Due to concerns about oral cancer and other pathology, patients are often referred to an oral surgeon for evaluation of lesions or pathology found in the oral cavity. Your dentist or physician may refer you to have an oral biopsy if there any changes are found in the soft tissue or bone of your oral cavity that may warrant further evaluation.
These changes are often benign, but an oral biopsy is sometimes the only method to obtain an accurate diagnosis for any spot or growth which may be suspicious for oral cancer, malignancy or other concerning lesion.
Oral Biopsy Procedure
Not all patients who are referred for an oral biopsy will require one, but this decision will be made during your consultation with your doctor. At that time, your health history and medications will be reviewed, and your mouth will be examined for oral lesions. If a biopsy is recommended, your doctor will describe the treatment options as well as the risks, benefits and complications.

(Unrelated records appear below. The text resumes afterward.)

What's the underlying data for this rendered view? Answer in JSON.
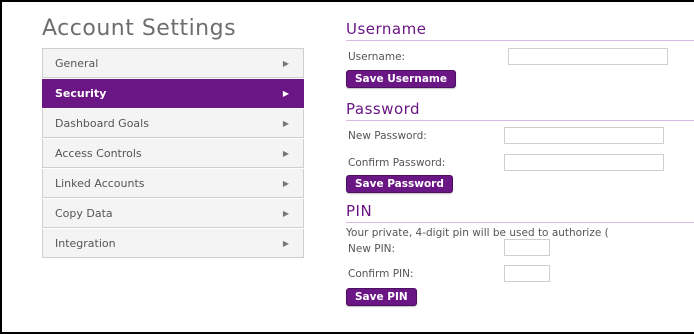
{
  "page_title": "Account Settings",
  "sidebar": {
    "items": [
      {
        "label": "General",
        "active": false
      },
      {
        "label": "Security",
        "active": true
      },
      {
        "label": "Dashboard Goals",
        "active": false
      },
      {
        "label": "Access Controls",
        "active": false
      },
      {
        "label": "Linked Accounts",
        "active": false
      },
      {
        "label": "Copy Data",
        "active": false
      },
      {
        "label": "Integration",
        "active": false
      }
    ],
    "arrow_glyph": "▶"
  },
  "username_section": {
    "title": "Username",
    "username_label": "Username:",
    "username_value": "",
    "save_label": "Save Username"
  },
  "password_section": {
    "title": "Password",
    "new_label": "New Password:",
    "confirm_label": "Confirm Password:",
    "new_value": "",
    "confirm_value": "",
    "save_label": "Save Password"
  },
  "pin_section": {
    "title": "PIN",
    "description": "Your private, 4-digit pin will be used to authorize (",
    "new_label": "New PIN:",
    "confirm_label": "Confirm PIN:",
    "new_value": "",
    "confirm_value": "",
    "save_label": "Save PIN"
  },
  "colors": {
    "accent": "#6b1685",
    "accent_border": "#4d0f61",
    "sidebar_bg": "#f4f4f4"
  },
  "icons": {
    "sidebar_arrow": "chevron-right-icon"
  }
}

Oral biopsies are generally done with local anesthesia (Novocaine). After the area is numb, your doctor will either remove the oral lesion or take a small sample of tissue. This is generally based on the size and location of the area in question. Following removal, stitches will be placed in the area.
Pain After a Biopsy
You may have some postoperative bleeding, but this is usually minimal. Postoperative discomfort may occur and is usually well controlled with over the counter pain relievers or a prescription if warranted by your doctor. You can eat and drink normally after most oral biopsies, but you may find that some foods irritate the area and those should be avoided.
You will be scheduled for a postoperative visit 1-2 weeks following the biopsy of oral tissue. At that appointment, your doctor will examine the area to assess healing and the results of the oral biopsy will be reviewed.